Um sinal positivo para o País
Se as reformas política, previdenciária e trabalhista foram exaustivamente repetidas nos discursos, é crucial que a reforma educacional também entre no rol de ações prioritárias dos próximos governos
Por Rodolfo Araújo, diretor de mobilização do Todos Pela Educação

No rescaldo dos preocupantes números revelados pelo Sistema de Avaliação da Educação Básica (Saeb), um raro e importante debate ocorreu em São Paulo neste início de setembro. O Exame Fórum 2018, tradicional evento sobre Economia realizado pelo Grupo Abril, trouxe ao palco a relevância da Educação para um País orientado ao desenvolvimento humano, crescimento, produtividade e sustentabilidade.
O encontro foi dividido em dois grandes blocos. No primeiro, o foco deu-se na relação entre Educação e Economia. O ex-ministro de Educação e Ciência de Portugal, Nuno Crato, ressaltou a importância do pragmatismo e prioridade de Estado para promover evoluções importantes, a exemplo que ocorreu nos cinco anos de sua gestão (2011–15).
Logo depois, Candido Bracher, presidente do Itaú Unibanco, enfatizou a relação já abordada por Crato, mas com ênfase em uma variável essencial: a qualidade da Educação ofertada como eixo de um salto econômico. Para tanto, comparou o Brasil a diversas nações e defendeu a urgência requerida pelo tema.
Já o Ministro do Supremo Tribunal Federal (STF), Luís Roberto Barroso, ressaltou em seu discurso a necessidade de “um plano estratégico e suprapartidário” para responder aos desafios que a Educação brasileira apresenta.
Como resposta, o Todos Pela Educação mostrou o caminho com a presidente-executiva Priscila Cruz apontando as prioridades que devem ser foco de medidas das gestões federal e estaduais que começarão em 2019. Segundo ela, a oportunidade é única para que “não percamos mais décadas que repitam o histórico descaso com a Educação”.
A outra parte do evento dedicou-se à agenda econômica, com algumas pontes para a Educação. Expuseram suas ideias os coordenadores de Ciro Gomes, Geraldo Alckmin e da candidatura do PT, bem como, pessoalmente, João Amoêdo e Marina Silva.
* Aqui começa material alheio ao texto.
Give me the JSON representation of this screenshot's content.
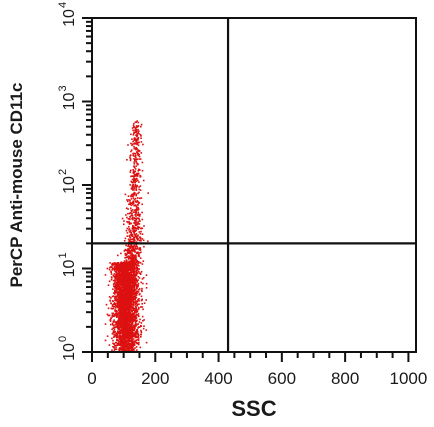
{
  "chart_data": {
    "type": "scatter",
    "title": "",
    "xlabel": "SSC",
    "ylabel": "PerCP Anti-mouse CD11c",
    "xlim": [
      0,
      1024
    ],
    "ylim_log10": [
      0,
      4
    ],
    "y_scale": "log",
    "x_ticks": [
      {
        "value": 0,
        "label": "0"
      },
      {
        "value": 200,
        "label": "200"
      },
      {
        "value": 400,
        "label": "400"
      },
      {
        "value": 600,
        "label": "600"
      },
      {
        "value": 800,
        "label": "800"
      },
      {
        "value": 1000,
        "label": "1000"
      }
    ],
    "y_ticks": [
      {
        "value": 1,
        "base": "10",
        "exp": "0"
      },
      {
        "value": 10,
        "base": "10",
        "exp": "1"
      },
      {
        "value": 100,
        "base": "10",
        "exp": "2"
      },
      {
        "value": 1000,
        "base": "10",
        "exp": "3"
      },
      {
        "value": 10000,
        "base": "10",
        "exp": "4"
      }
    ],
    "gates": {
      "vertical_x": 430,
      "horizontal_y": 20
    },
    "population": {
      "color": "#dd1111",
      "x_center": 105,
      "x_spread": 28,
      "y_core_range": [
        1,
        12
      ],
      "y_tail_range": [
        12,
        600
      ],
      "core_events": 3200,
      "tail_events": 700
    }
  }
}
De modo geral, percebe-se no debate deste pleito uma maior atenção não apenas à Educação como causa, mas sobretudo na condição de pilar estratégico de desenvolvimento econômico e social. O grande desafio, como as próprias candidaturas registraram, será pós-eleitoral. Afinal, boas políticas e boas equipes, se montadas, precisarão de força junto a um Congresso pouco renovado, além de condições de implementação adequada em um panorama de acentuada crise fiscal.
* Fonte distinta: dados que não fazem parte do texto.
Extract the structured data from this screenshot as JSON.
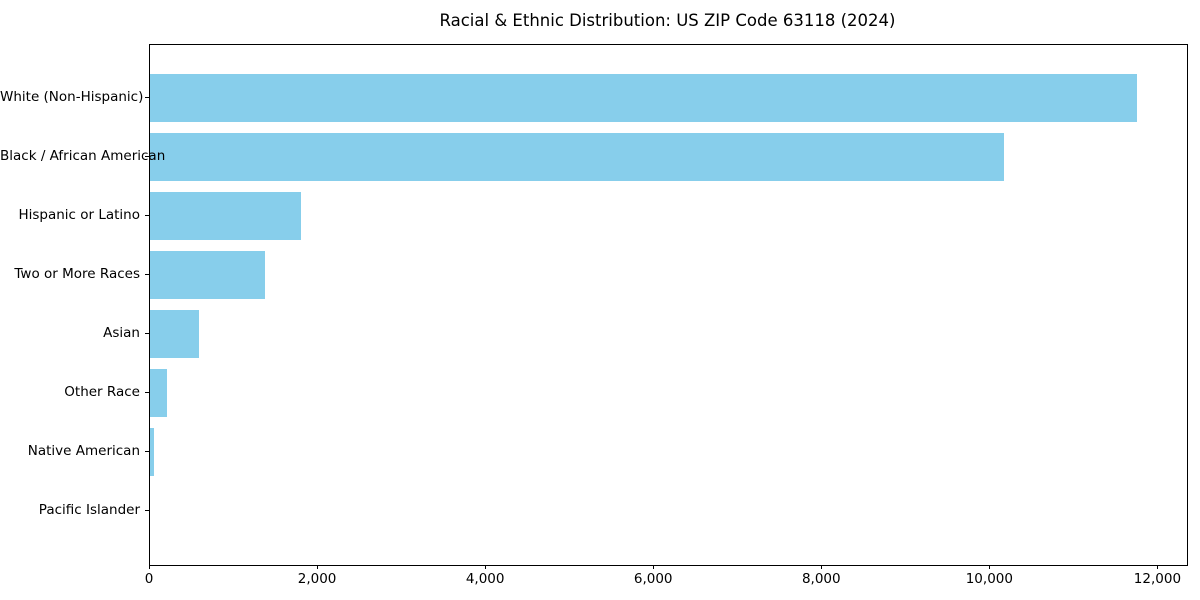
{
  "chart_data": {
    "type": "bar",
    "orientation": "horizontal",
    "title": "Racial & Ethnic Distribution: US ZIP Code 63118 (2024)",
    "categories": [
      "White (Non-Hispanic)",
      "Black / African American",
      "Hispanic or Latino",
      "Two or More Races",
      "Asian",
      "Other Race",
      "Native American",
      "Pacific Islander"
    ],
    "values": [
      11750,
      10160,
      1800,
      1370,
      580,
      200,
      50,
      0
    ],
    "xlabel": "",
    "ylabel": "",
    "xlim": [
      0,
      12340
    ],
    "x_ticks": [
      0,
      2000,
      4000,
      6000,
      8000,
      10000,
      12000
    ],
    "x_tick_labels": [
      "0",
      "2,000",
      "4,000",
      "6,000",
      "8,000",
      "10,000",
      "12,000"
    ],
    "bar_color": "#87CEEB",
    "spine_color": "#000000",
    "grid": false,
    "legend": null
  }
}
Se as reformas política, previdenciária e trabalhista foram exaustivamente repetidas nos discursos, é crucial que a reforma educacional também entre no rol de ações prioritárias dos próximos governos. Se o Exame Fórum mostrou um sinal positivo no debate, a tarefa de todos nós é fazer com que ele se converta em uma mudança significativa na forma de conduzir a Educação brasileira.